Anger Problem... Who Me?

Kathy Rogers, MSW LCSW

As a fledgling graduate student, I did a practicum working with victims of domestic violence and sexual assault. A woman in the shelter support group once shared that "The bruises heal…but the words go straight to your heart." The research is pretty pessimistic regarding the prognosis for persons addicted to rage and its verbal and/or physical expression. Newton Hightower, a therapist who can attest to two rage-related failed marriages, proposes an innovative approach, which has allowed him to be happily married for the last ten years. He reports that he had tried letting out his anger by yelling and pillow pounding. Then he tried learning to express his anger appropriately. Both of these approaches were based on the notion that anger was like a pressure cooker, that the lid needed to come off in therapy so that there would be no pressure building up to be released on others in everyday life.

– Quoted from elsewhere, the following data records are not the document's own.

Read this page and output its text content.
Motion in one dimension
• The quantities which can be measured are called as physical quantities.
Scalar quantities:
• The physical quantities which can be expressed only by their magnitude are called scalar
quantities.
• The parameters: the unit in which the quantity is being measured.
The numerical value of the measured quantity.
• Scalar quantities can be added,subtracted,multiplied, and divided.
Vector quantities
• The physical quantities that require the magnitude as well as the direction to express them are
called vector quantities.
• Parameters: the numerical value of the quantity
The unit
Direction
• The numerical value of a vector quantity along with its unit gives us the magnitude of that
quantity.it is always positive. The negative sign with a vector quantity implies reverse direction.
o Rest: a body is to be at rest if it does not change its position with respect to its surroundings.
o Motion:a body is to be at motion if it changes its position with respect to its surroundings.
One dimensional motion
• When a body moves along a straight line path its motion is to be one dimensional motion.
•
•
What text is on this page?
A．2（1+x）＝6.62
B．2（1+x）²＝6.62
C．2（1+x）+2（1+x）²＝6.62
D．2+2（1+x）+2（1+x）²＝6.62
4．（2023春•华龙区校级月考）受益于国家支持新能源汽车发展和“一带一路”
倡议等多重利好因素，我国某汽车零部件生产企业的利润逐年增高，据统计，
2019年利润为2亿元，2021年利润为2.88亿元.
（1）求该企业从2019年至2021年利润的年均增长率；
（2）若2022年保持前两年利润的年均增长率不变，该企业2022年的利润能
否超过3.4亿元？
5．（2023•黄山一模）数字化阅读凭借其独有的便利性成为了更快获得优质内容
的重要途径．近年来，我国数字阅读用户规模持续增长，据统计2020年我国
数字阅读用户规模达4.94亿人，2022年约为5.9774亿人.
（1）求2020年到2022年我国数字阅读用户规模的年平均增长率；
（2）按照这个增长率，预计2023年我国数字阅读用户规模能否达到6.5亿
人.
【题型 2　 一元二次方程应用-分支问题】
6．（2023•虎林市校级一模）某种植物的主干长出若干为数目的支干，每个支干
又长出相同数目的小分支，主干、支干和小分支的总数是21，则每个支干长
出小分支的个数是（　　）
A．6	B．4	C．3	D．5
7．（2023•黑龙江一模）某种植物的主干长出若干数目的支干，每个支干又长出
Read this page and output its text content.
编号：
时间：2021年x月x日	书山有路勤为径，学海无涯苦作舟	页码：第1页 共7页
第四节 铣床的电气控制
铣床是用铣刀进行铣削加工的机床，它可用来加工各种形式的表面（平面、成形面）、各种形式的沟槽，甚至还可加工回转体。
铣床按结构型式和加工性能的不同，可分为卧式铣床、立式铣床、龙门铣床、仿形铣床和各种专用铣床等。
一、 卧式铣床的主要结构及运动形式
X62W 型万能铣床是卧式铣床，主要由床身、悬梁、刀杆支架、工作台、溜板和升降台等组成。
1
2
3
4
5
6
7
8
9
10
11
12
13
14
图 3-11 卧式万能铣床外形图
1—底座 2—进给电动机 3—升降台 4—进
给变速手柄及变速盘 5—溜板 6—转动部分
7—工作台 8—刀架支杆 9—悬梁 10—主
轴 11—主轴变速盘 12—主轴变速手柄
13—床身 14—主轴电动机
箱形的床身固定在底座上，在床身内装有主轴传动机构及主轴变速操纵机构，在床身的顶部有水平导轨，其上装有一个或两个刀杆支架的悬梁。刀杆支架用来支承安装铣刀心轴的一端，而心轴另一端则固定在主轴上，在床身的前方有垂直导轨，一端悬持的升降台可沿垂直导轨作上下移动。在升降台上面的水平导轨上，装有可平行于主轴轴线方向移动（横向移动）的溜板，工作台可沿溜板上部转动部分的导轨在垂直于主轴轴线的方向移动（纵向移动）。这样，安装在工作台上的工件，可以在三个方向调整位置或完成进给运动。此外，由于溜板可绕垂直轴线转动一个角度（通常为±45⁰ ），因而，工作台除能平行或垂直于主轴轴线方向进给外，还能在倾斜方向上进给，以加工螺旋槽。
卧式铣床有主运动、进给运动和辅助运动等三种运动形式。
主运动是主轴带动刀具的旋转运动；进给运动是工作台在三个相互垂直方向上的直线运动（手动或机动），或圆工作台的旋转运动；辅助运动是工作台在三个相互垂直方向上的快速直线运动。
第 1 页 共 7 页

When Hightower's third wife presented him with a list of ten behaviors to quit doing if he wanted to stay married, he was left with only one option---abstinence. He determined to follow a recovery model to deal with his anger and to see if he could remain in his marriage. He feared that all his bottled up anger might erupt like a volcano, but he was out of options. Instead he found that after three months of abstaining from outward expression of his anger that his feelings of anger had actually decreased. Like a real pressure cooker that was allowed to sit, the steam had turned into cool water. His wife was very specific and behavioral and over time added 10 additional behaviors to his list. His book, Anger Busting 101, contains the following list:

  1. Stop speaking when angry.
  2. Stop staying when angry.
  3. Stop staring when angry.
  4. Stop interrupting---no matter what.
  5. Stop cursing---completely stop no matter what.
  6. Stop name-calling, no matter what.
  7. Stop threatening.
  8. Stop pointing.
  9. Stop yelling, raising your voice, or talking in a mean tone.
  10. Stop being sarcastic. Stop mocking.
  11. Stop throwing things, slamming doors, or banging walls.
  12. Stop all non-affectionate touching.
  13. Stop telling "hero stories." {This means retelling the story with pride of how the angry individual lost his temper or made a sarcastic remark, as if standing up against somebody.}
  14. Stop sighing, clucking, or rolling your eyes.
  15. Stop criticizing. Stop lecturing.

Hightower proposes an additional measure for facilitating this behavioral abstinence. He calls it recovery driving.

  1. Drive within 5 m.p.h. of the speed limit.
  2. If you drive more than 5 m.p.h. over the speed limit, then drive under the speed limit for the next 10 minutes.
  3. No honking of the horn in anger.
  4. Once the other driver sees you, stop honking.
  5. Stop on yellow lights.
  6. If someone wants to get in front of you, let him or her in and smile. Avoid eye contact when another driver is angry with you.
  7. Make no critical comments about anyone else's driving.

If you have suspected (or someone you know has suggested) that you might have a problem with anger, you can try a simple experiment. Abstain from the listed behaviors for one week and see what you discover. Remember, awareness is the first step of change. If you need assistance to abstain successfully, help is available. Adding some new life skills to your tool bag, such as the skill of distress tolerance, might be just what you need to experience exciting relationship improvements. A person who habitually exhibits angry behaviors need not be resigned to being an angry person. You are not your behavior. If you, like Newton Hightower, have experienced repeated failure in this area, change is truly an option.